Harvard-Smithsonian Astrofizik Merkezi’nde yapılan bir araştırma, ortalama yıldız manyetik alanının yıldızın dönüş hızı ile arttığını ve yıldız yaşlandıkça azaldığını buldu.
Bir yıldızın metalikliği, sahip olduğu “metal” miktarını ölçer. (Yani helyumdan daha ağır herhangi bir elemente sahip olmaları durumu.)
Metalikliğe bağlı olarak üç kuşak yıldız olabilir. Gökbilimciler henüz “metaller” olmayan bir evrende doğan en eski nesil, Pop III ( Popülation Star ) yıldızları bulabilmiş değiller. Bu yıldızlar öldüğünde, Pop II yıldızlarının nispeten küçük miktarları dahil ettiği kozmosa ağır elementler saldılar. Bunların bir kısmı öldüğünde, daha ağır elementler serbest bıraktılar ve güneşimiz gibi en genç Pop yıldızları en büyük miktarda ağır element içeriyorlar.

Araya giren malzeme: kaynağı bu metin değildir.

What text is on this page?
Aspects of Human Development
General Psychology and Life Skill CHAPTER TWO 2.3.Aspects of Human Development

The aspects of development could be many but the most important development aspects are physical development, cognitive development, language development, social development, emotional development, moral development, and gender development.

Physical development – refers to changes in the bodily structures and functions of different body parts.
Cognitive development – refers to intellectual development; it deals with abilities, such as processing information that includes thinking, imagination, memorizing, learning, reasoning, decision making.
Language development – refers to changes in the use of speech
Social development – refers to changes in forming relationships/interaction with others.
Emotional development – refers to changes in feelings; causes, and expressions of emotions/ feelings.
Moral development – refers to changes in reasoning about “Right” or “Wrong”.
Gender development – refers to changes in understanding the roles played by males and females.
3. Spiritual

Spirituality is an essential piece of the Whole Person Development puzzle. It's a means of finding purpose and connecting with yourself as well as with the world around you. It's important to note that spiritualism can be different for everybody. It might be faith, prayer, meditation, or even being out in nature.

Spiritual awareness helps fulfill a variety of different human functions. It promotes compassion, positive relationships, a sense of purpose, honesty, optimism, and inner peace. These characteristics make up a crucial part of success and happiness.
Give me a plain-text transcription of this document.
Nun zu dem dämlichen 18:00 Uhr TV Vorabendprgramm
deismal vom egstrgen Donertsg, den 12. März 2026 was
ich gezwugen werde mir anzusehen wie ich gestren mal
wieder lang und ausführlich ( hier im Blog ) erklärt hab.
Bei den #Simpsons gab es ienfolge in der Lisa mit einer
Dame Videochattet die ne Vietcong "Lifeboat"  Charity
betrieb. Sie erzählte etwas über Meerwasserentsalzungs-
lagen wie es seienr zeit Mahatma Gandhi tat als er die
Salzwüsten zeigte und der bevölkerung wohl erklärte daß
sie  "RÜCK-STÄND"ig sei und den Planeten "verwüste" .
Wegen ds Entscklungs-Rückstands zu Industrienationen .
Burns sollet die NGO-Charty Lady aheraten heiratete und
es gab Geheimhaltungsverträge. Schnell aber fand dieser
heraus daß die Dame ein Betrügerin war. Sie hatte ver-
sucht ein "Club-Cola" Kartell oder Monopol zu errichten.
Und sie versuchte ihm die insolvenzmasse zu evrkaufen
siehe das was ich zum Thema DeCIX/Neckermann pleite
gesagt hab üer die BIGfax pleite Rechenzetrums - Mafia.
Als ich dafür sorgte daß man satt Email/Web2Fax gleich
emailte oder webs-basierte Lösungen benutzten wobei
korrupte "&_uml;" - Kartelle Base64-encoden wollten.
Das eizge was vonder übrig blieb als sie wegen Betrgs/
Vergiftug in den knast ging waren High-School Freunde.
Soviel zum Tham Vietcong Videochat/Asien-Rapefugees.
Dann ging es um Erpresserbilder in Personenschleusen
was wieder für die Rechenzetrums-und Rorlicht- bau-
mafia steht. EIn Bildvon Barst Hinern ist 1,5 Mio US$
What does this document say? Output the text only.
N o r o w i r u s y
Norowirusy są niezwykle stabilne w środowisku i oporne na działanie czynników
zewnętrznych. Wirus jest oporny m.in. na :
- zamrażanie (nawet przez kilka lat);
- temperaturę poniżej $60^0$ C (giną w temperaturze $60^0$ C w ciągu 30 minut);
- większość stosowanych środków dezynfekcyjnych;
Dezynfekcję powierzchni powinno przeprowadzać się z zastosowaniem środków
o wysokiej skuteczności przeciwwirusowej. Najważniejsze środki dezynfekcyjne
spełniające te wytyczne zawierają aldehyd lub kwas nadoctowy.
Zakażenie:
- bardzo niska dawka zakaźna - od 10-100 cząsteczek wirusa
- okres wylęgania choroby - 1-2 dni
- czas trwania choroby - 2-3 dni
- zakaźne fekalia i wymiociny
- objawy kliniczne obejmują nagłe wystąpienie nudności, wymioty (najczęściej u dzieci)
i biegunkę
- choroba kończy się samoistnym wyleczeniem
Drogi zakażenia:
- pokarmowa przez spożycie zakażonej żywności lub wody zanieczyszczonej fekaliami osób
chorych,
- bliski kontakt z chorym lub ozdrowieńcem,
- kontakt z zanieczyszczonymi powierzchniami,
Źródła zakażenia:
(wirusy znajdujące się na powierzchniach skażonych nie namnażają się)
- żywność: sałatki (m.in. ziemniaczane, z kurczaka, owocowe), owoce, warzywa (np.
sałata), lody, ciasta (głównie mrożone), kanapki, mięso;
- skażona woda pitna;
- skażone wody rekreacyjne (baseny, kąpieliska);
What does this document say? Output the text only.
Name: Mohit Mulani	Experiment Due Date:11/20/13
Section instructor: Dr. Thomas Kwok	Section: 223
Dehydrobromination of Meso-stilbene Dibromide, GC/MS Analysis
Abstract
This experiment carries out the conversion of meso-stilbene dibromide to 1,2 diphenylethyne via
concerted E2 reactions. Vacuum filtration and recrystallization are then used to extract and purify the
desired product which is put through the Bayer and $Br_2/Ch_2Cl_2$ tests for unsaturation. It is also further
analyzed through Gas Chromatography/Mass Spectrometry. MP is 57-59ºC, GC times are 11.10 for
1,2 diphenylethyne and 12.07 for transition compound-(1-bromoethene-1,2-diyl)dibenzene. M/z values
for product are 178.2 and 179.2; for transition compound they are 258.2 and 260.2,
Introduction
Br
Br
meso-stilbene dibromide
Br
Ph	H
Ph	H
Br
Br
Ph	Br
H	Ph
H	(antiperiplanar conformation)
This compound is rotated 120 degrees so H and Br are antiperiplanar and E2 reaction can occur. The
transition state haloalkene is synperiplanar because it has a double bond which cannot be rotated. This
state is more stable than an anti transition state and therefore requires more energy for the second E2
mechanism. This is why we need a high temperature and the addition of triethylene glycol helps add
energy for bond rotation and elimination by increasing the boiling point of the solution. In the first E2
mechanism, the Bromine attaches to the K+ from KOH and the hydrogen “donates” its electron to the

Yıldızlar tipik olarak Morgan-Keenan veya MK sistemi olarak bilinen spektrumlarına göre sınıflandırılır. Her biri bir dizi yüzey sıcaklığına benzer sekiz spektral sınıf vardır- en sıcaktan en soğuğa, bunlar O, B, A, F, G, K, M ve L’dir. Her spektral sınıf ayrıca 10 spektral tipten oluşur, en sıcak için 0 rakamından en soğuk için 9 rakamına kadar değişir.
Yıldızlar ayrıca Morgan-Keenan sistemi altında parlaklıklarına göre de sınıflandırılır. En büyük ve en parlak yıldız sınıfları, Romen rakamlarında verilen en düşük sayılara sahiptir. Bir süperdev olan Ib; II, parlak bir dev; Bir dev III; Bir alt madde olan IV; ve V, bir ana diz
Azgın Bebeğim Nine Mutfakta Sakso Çeker
Madison Scott Sarışın Attırma Büyük Bir Yük Olsun!